I’m just coming to the end of George W. Bush’s memoir Decision Points. I can already say that it’s exceptionally readable and well-written for such a book (I believe Bush’s 28-year-old former speechwriter Christopher Michel did ghost-writing duties).
The book reminds us of what it was like to have a gracious and good man as president, a man who thought more of the office and the country than of himself, a man who treated even his most virulent critics with generosity and respect. It’s a reminder we can all use right about now.
As it should, the book also adds Bush’s own vote to the decision of history. W’s presidency is a tough one to judge at this point. He was elected during the best of times, the legacy of Ronald Reagan’s stewardship of the economy and the Cold War, a legacy maintained through the administrations of Bush’s father and Bill Clinton. He himself intended to add to that legacy and to become known as “the education president.” But all that ended on 9/11, when he was called to respond to one of the worst crises this country has ever faced. Then came Katrina, one of the worst storms ever to hit the US. And of course, the financial crisis, also one of the worst. Rather than a good man for good times, W was called upon to rise to greatness in terrible times.
Whether he succeeded or not – or how much he succeeded and didn’t – is, again, difficult to judge so soon after the events. In Decision Points, W explains his thinking and his feelings, which is all that he can do.
But for those of us who admired W. the man – agreeing with his decisions sometimes, disagreeing other times – the book also highlights one of the most frustrating aspects of his administration: his refusal to engage his critics in the press. I use the word “critics” charitably. They were animals. I’m thinking skunks and weasels mostly, but then perhaps that’s unfair to skunks and weasels. They hammered him with hysterical coverage of non-scandal scandals like the Valerie Plame silliness (the real scandal was Joe Wilson’s perfidy), by elevating the unstable Cindy Sheehan to the level of “Peace Mom,” echoing outright horse manure like “Bush lied, people died,” and responding to his mis-steps – as when he didn’t do a New Orleans photo op during Katrina – with coverage tantamount to hate speech. Worst of all was the coverage of the War on Terror: the New York Times tried to label it a Vietnam-like quagmire less than a month after it began. The Times, CNN, CBS – the so-called MSM – their coverage of W’s administration was dishonest and despicable.

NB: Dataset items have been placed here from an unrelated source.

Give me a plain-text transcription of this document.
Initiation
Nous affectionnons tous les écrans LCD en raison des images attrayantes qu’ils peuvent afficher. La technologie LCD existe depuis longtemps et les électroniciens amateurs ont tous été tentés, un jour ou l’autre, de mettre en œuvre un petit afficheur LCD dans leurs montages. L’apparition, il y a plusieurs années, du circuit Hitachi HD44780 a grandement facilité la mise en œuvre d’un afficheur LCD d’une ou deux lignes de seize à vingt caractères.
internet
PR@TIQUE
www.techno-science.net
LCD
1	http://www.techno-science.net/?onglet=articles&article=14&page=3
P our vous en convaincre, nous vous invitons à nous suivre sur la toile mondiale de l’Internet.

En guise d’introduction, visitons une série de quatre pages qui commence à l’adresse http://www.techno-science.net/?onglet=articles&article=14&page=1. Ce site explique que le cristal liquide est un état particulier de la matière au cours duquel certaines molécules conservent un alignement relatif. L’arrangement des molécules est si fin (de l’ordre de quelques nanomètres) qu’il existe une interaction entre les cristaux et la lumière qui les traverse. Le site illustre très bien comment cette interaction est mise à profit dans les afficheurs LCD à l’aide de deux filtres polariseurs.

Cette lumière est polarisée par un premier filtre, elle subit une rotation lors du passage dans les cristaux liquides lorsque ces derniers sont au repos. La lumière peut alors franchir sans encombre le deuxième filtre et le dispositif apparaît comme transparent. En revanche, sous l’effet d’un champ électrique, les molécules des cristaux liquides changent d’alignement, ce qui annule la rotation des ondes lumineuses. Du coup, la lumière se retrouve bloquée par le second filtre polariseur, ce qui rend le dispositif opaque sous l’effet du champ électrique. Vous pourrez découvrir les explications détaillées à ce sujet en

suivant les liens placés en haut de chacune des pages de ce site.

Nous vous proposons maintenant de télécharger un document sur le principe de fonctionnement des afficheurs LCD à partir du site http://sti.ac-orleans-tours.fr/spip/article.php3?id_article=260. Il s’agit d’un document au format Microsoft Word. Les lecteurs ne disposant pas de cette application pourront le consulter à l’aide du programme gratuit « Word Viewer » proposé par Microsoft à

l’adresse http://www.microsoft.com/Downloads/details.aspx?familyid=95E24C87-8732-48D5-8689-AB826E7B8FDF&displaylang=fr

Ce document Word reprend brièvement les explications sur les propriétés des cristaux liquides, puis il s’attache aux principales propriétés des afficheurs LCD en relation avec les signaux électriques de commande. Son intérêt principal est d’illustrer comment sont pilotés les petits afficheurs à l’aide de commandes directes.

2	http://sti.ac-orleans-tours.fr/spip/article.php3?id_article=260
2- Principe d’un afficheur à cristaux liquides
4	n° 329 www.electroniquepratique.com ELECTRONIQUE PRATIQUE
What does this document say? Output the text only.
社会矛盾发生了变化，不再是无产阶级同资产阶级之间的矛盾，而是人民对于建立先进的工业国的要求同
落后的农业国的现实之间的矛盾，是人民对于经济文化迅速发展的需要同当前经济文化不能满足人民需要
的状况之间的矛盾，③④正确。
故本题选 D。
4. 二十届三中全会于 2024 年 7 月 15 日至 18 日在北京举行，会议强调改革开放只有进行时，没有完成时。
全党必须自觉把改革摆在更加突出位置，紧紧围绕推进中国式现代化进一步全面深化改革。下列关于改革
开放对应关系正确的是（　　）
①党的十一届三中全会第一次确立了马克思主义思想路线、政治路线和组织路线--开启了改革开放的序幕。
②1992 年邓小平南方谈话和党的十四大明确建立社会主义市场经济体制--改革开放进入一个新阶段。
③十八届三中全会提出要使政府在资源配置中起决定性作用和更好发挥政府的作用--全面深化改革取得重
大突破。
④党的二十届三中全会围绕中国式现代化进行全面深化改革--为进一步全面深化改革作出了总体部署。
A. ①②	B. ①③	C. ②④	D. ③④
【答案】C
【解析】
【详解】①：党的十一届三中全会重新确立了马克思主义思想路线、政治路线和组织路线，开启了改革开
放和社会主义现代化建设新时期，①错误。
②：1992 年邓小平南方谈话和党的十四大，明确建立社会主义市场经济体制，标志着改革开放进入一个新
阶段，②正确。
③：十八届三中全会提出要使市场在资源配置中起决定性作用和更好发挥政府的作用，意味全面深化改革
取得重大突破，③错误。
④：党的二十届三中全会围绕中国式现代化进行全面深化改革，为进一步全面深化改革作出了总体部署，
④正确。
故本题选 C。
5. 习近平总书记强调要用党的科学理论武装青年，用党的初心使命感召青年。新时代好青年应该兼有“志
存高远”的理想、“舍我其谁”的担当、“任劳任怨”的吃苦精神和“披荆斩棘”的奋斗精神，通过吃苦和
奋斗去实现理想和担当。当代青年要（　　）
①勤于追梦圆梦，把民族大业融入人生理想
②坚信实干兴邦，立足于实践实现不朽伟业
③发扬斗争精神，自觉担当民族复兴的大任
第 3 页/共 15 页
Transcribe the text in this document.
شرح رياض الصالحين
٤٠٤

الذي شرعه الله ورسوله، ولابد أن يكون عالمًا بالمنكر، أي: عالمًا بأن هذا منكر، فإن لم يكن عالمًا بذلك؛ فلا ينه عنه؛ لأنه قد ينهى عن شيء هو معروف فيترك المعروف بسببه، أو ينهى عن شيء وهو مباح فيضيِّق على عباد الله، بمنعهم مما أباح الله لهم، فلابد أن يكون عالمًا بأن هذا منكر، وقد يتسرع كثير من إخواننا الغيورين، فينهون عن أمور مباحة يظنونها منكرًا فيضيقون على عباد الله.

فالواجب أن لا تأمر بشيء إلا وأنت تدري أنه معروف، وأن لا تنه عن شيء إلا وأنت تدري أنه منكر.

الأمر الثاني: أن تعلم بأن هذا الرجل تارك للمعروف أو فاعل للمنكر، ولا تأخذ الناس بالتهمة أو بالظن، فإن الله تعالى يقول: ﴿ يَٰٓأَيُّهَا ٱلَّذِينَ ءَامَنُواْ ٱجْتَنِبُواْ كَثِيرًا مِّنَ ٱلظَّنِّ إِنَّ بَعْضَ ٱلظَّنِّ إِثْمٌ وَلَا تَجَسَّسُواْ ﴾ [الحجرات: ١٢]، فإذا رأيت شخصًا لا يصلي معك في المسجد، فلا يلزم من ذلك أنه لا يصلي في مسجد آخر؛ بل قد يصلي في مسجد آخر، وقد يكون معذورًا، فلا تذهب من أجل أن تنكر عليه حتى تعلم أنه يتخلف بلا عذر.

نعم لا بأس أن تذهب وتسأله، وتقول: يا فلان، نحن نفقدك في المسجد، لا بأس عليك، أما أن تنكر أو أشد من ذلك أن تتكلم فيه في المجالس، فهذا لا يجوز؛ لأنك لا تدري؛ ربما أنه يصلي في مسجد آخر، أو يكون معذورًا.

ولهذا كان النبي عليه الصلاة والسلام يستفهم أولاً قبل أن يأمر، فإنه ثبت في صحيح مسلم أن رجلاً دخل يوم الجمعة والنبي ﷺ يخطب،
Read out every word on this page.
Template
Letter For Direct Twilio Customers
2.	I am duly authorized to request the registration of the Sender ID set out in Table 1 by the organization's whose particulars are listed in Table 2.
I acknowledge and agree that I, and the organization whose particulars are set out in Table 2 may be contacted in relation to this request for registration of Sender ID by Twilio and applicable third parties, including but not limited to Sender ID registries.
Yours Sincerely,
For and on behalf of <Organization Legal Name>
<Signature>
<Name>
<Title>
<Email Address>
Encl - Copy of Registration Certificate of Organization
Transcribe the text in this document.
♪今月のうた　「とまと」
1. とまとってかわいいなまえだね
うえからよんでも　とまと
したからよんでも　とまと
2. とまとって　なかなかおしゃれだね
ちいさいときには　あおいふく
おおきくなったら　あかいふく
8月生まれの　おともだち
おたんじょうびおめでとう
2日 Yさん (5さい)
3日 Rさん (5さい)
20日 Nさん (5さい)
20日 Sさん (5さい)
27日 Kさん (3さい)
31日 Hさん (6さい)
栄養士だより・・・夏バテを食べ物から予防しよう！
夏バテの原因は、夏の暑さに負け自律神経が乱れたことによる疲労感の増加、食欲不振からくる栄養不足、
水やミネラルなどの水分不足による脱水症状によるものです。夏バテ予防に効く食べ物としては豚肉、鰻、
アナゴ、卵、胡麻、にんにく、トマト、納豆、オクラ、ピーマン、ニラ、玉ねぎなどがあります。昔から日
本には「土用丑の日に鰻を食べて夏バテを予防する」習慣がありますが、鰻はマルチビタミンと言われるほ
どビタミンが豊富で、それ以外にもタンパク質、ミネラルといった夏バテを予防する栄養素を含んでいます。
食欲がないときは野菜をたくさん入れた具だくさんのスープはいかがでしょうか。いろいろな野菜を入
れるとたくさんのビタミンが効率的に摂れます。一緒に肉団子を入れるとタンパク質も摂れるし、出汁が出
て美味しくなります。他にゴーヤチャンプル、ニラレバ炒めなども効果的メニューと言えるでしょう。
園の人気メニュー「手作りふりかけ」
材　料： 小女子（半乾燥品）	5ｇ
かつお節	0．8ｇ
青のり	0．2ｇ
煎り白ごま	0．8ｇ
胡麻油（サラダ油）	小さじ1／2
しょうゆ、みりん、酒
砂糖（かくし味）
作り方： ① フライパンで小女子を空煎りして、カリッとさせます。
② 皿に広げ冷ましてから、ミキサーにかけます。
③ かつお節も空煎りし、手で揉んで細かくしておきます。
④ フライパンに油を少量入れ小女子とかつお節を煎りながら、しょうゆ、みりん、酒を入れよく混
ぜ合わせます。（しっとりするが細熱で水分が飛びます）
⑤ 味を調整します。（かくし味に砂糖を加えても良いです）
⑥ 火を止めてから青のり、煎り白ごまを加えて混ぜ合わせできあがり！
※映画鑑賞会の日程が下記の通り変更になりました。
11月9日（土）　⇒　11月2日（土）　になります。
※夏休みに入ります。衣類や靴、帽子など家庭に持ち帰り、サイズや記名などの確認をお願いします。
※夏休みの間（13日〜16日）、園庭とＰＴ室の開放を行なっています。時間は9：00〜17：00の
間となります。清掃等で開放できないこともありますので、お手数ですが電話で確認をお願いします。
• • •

Bush never responded to these hateful and hate-filled critics while in office, frustrating those of his friends who wanted the people to hear his side directly from him. In Decision Points, while he responds in the sense of explaining his actions, he still refuses to punch back. In a recent interview with Bill O’Reilly, he said he didn’t want to lower the office of the presidency by getting in the dirt with these people.
All well and good. I admire that. But the fact was that the impression these critics created with their lies and distortions had an effect on W’s decisions and his administration. He admits that the perception they manufactured of his response to Katrina weakened him politically, that their selling of the war’s failures increased pressure to surrender, and their hysteria over his attempt at Social Security reform made consensus next to impossible. By not responding he let the media impressions stand and increased their power.
This, for me, is Paradox W: the fact that he sought to remain above the media lies while his actions were badly hampered by them. It seems to me that men like Reagan – and now New Jersey Governor Chris Christie – understand that an executive can confront the media without demeaning himself, letting the truth have its way while exposing the techniques, assumptions and distortions of our ideologically corrupt press.